Por Alexandre Gusmão – Sábado, 20 de abril de 2024
“disparo contra o sol/ sou forte, sou por acaso/ minha metralhadora cheia de mágoas/ eu sou um cara” – os versos de O tempo não para são de Cazuza, compositor carioca. E o tempo, cronos, o dono do relógio e senhor da razão, que é cíclico e a ninguém pertence, vive também parado, por isso juntou, uniu em coro, o nosso roqueiro brazuca dos anos oitenta, com Justiniano, o nosso personagem aqui, um lavrador do sertão baiano de Ipirá que viveu por volta dos anos vinte do século passado.

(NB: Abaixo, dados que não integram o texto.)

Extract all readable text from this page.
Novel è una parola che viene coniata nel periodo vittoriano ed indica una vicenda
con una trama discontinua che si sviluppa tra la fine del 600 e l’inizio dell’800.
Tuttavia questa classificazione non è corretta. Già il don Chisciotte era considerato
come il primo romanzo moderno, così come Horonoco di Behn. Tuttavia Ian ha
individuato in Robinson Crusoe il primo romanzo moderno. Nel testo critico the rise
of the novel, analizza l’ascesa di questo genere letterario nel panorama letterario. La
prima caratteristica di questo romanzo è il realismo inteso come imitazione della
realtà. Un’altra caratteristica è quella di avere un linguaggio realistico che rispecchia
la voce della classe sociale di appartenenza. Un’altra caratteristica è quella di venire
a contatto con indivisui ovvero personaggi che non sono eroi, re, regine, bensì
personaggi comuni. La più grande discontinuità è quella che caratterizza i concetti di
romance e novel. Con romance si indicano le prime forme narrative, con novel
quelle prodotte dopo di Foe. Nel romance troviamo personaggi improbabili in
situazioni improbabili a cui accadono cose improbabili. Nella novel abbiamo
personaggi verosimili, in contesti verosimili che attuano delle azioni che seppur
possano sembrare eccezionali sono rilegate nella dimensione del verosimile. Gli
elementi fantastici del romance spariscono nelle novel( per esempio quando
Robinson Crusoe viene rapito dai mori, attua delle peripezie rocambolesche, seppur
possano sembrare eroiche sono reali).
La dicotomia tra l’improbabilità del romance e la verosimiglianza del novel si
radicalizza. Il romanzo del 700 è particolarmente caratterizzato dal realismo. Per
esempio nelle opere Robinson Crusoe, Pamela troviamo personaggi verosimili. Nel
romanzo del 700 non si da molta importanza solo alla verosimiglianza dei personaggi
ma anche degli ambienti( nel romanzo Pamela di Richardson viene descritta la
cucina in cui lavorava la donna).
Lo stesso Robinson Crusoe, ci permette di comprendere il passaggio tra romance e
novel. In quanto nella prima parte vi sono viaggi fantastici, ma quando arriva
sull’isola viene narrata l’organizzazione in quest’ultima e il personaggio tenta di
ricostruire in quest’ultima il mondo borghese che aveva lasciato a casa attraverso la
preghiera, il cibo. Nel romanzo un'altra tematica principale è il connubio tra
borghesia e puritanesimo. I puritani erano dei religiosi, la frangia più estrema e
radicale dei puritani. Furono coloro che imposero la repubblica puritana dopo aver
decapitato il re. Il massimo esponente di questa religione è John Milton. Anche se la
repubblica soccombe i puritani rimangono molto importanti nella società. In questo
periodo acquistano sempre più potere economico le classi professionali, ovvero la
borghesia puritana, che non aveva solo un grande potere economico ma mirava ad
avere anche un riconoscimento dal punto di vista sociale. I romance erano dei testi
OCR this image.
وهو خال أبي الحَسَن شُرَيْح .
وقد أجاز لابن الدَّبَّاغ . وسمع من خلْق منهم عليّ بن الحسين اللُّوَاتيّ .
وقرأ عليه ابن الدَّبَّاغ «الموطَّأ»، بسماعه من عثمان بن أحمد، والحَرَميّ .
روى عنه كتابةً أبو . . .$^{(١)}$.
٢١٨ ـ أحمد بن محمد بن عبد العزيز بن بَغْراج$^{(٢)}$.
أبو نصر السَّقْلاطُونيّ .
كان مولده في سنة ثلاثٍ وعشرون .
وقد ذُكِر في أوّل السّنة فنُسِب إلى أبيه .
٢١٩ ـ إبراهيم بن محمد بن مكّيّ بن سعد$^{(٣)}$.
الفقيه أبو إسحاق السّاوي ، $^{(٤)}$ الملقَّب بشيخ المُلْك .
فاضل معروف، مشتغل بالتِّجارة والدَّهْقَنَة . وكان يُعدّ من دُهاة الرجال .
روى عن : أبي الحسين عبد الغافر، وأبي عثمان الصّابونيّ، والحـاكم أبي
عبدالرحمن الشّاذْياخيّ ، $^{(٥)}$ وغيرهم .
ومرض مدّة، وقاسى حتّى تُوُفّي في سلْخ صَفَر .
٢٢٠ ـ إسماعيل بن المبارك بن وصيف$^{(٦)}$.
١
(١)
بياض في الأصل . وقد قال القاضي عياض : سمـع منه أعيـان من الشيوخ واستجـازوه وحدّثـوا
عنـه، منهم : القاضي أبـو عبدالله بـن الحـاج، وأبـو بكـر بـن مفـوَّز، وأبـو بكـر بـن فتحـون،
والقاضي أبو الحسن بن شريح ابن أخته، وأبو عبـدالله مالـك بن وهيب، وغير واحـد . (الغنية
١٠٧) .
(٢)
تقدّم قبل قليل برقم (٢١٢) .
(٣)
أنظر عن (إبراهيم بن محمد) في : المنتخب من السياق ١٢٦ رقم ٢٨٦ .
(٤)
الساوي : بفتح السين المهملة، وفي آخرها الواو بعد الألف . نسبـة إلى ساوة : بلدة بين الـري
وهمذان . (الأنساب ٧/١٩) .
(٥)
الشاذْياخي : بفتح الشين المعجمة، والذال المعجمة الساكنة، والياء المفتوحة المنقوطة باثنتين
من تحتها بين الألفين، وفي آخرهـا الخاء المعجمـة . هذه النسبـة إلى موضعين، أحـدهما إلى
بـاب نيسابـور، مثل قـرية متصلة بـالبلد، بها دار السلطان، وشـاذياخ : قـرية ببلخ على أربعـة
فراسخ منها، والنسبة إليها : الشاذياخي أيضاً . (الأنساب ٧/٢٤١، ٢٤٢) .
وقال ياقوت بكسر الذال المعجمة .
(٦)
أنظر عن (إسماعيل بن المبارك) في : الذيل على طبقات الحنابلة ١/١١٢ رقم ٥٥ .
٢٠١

“…extremamente nervoso, ossudo e muito alto” – assim é descrita a figura dentro das crônicas de O Mundo da Minha Infância(1969), do crítico literário ipiraense Eugênio Gomes. Conta o escritor que Justiniano, indignado pela escassez impiedosa das chuvas e já descrente de qualquer providência divina, um pobre coitado que deveria estar ocupado com estrovengas e arados, perdeu a cabeça, armou sua espingarda dita pica-pau e, tal como o poeta, eivado de mágoas, deu um pipôco no sol. Um tiro no sol. Justiniano, como Cazuza, também era um cara. E ganhou a fama. Não por acaso, como o poeta, ele também foi chamado de louco. Cruzasse uma rua depois desse fato, todo menino fazia arrelia e toda beata logo se benzia.
Cheios de mágoa também, porém, sem o conflito divino, são os primeiros versos de Incelênça pra terra que o sol matou, do menestrel contemporâneo das caatingas, Elomar: “levanto meus olhos, pela terra seca/ só vejo a tristeza, que desolação/ uma ossada branca fulorando o chão” – a imagem revolta, a melodia apascenta. As incelências são cantos tradicionais de guarda e sentinela. O que se segue depois é como um dedo em riste mirando o sol: “inté os olhos d’água chorou que secou/ e o sol dessas mágoa/ queimou os imbuzero, os bode e os carnêro, toda a criação/ isso o sol queimou” para terminar, não sem ironia, expondo a injustiça da estrela maior porque poupou sussarana, onça temida, e carcará ladrão, o gavião do sertão – dois predadores. “isso o sol poupou” – ressente o verso final saído da lavra do bode velho conterrâneo de Glauber Rocha, o papa do cinema novo que prenunciou a estética da fome.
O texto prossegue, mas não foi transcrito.